INT.: You seem to think you can get away with anything if you tell the truth about yourself. The fact of the matter is that I for one would like to like you. I like your work. (Pause) As a matter of fact I have to admit I like it more today than I did when it came out.


MAILER: Yes.


INT.: But I don’t like your aggressiveness. Why can’t you let the work speak for itself. Why all these ...


MAILER: Stunts?


INT.: Precisely. Why must you attract attention to yourself?


MAILER: I’m weary of that now. But at the time I felt as if I were sick, and attention given to me by others was my fastest cure.


INT.: Did it work that way?


MAILER: I don’t know. One never knows. I did succeed in getting attention, and everyone takes me more seriously today, but I must wonder if I haven’t lost something.


INT.: What might that be?


MAILER: My will to work. It all seems less desperate today. The need to get the work out, I mean.


INT.: I should think so. The rules for literary conduct are the effective essence, after all, of the experience of a good many writers in the past. You break too many rules. I know that people critical of your ideas often advance the argument that you have insufficient respect for the culture of the past.


MAILER: Which is a way of saying, “Insufficient respect for the acquired experience of the past.”


INT.: I should think so.


MAILER: I have to agree. It is a lack, and the older I get, the more I come to understand that my talent—such as it is—has been crippled by this lack.


INT.: “Such as it is.” You become positively modest.


MAILER: Allow me a convention or two. I would like some of the people who detest my work, and can’t bear me, to go a little of the way into this book.


INT.: This interview.


MAILER: This interview. Modesty helps. Modesty is a lubricant for unpleasant intrusions.


INT.: In sex as well.


MAILER: Let's not get into difficulties right away.


INT.: All right. Let’s not. You asked me here as a literary referee to help you keep close to your subject. You said you needed that.


MAILER: I do. My mind is as weak as the mind of an old man. It wanders. It dissipates. I cannot finish everything I like to finish. And this subject is too large to wander about in alone.

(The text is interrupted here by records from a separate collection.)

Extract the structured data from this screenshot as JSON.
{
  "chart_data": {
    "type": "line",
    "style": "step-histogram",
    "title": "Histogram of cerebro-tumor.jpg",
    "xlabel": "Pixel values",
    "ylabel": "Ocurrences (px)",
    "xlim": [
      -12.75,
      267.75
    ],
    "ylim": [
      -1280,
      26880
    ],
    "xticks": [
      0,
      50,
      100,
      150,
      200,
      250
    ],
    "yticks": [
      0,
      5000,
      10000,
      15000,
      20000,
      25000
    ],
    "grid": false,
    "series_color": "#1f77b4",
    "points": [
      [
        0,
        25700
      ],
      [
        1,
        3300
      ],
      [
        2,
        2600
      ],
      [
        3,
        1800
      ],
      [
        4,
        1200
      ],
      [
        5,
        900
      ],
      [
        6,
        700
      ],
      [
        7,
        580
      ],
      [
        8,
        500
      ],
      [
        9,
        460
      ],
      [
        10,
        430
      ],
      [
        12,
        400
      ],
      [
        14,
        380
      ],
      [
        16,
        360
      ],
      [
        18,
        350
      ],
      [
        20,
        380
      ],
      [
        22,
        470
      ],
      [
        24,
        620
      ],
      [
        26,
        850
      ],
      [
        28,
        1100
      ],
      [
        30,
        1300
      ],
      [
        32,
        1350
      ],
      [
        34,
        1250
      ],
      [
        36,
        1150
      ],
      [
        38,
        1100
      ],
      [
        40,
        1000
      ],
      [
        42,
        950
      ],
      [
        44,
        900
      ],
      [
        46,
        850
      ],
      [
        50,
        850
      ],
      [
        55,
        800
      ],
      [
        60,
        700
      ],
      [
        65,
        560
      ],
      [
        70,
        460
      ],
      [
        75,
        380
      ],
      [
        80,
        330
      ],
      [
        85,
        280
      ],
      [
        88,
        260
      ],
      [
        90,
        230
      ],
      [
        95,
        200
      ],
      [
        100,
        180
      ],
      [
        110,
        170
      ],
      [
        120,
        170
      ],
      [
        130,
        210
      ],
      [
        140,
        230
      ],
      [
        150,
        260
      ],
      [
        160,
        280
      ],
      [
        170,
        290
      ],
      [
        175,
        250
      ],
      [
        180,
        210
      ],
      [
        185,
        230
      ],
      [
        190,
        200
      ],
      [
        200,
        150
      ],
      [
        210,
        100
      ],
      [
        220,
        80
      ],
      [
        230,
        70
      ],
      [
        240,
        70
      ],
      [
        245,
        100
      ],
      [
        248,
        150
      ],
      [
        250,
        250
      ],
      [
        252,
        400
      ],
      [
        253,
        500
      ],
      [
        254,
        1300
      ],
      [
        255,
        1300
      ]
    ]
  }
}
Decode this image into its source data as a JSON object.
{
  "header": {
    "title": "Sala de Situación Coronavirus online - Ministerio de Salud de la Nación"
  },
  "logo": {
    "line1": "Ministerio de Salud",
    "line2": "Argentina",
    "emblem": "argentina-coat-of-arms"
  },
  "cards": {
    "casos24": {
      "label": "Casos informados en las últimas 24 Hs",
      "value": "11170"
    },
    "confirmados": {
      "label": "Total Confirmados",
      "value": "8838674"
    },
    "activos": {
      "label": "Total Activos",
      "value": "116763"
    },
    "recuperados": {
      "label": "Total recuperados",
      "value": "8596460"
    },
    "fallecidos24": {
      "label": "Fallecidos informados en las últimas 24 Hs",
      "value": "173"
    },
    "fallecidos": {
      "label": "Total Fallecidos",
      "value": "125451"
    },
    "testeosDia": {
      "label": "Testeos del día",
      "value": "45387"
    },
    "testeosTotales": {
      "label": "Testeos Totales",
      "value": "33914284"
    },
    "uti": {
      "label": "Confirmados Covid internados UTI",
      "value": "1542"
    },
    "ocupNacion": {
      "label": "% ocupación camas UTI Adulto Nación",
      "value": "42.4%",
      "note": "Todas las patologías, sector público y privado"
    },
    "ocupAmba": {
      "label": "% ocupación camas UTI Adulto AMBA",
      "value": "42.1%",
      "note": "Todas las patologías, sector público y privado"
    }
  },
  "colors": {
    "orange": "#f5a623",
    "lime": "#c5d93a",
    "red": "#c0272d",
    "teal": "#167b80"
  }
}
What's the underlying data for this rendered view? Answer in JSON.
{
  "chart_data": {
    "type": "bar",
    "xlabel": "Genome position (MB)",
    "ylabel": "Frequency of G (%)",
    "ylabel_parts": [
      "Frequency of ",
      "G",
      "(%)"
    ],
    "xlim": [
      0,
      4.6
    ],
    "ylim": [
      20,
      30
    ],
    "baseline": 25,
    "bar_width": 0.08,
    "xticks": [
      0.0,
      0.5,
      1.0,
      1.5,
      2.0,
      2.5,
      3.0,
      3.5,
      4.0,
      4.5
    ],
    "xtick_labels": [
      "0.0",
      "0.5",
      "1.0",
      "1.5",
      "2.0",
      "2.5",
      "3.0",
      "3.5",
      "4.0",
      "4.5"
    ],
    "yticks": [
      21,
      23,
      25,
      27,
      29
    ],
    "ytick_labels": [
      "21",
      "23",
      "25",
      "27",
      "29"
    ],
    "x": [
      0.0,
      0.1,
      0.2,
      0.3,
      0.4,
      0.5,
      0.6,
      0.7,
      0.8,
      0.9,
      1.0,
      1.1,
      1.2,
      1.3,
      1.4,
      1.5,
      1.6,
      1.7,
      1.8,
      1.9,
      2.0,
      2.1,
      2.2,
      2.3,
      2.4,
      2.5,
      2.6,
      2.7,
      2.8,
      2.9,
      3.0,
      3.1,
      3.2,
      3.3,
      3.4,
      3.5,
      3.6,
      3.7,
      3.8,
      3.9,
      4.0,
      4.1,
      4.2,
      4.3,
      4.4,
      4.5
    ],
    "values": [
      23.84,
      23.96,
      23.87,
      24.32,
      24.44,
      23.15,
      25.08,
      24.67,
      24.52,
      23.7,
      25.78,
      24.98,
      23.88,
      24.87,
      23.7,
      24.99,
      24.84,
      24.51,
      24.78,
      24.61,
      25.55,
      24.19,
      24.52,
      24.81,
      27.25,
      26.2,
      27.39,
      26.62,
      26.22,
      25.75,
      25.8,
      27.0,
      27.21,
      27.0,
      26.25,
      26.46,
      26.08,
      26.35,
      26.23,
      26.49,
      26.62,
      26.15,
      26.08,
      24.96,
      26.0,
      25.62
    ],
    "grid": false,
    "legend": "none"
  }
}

INT.: Murder and suicide. Cancer and the orgy. I should think so. You want my presence, therefore, as a midwife.


MAILER: I think better when I’m talking to someone. That’s the first symptom of a writer who’s losing his talent. Writing after all is one of the sublimations of onanism. As one gets away from such vices, one loses one’s talent.


INT.: How quickly you sweep over complexities.


MAILER: But that is why I want an interview. I have no patience left for quiet exposition. In conversation you can put writing and onanism in a phrase. People know what you’re talking about or they don’t. In an essay you must obey formal concerns which I have not the enthusiasm to obey any longer.


INT.: But you cannot do an important work unless you submit to one or another formal discipline. We just agreed on that.


MAILER: I contradict myself already. Except I don’t really. It’s not a matter of what I would like to do. It’s reduced right now to do what I can do. I’ve tried to command a sustained essay on this subject—I can’t seem to get over the first few pages. My style immediately becomes tiresome. It takes on the empty sonorous tones of the kind of writers whose work I despise because they write authoritatively without a full spectrum of experience. They do not know enough about their subject to write a book. Which fits my condition. So my style becomes as bad as theirs.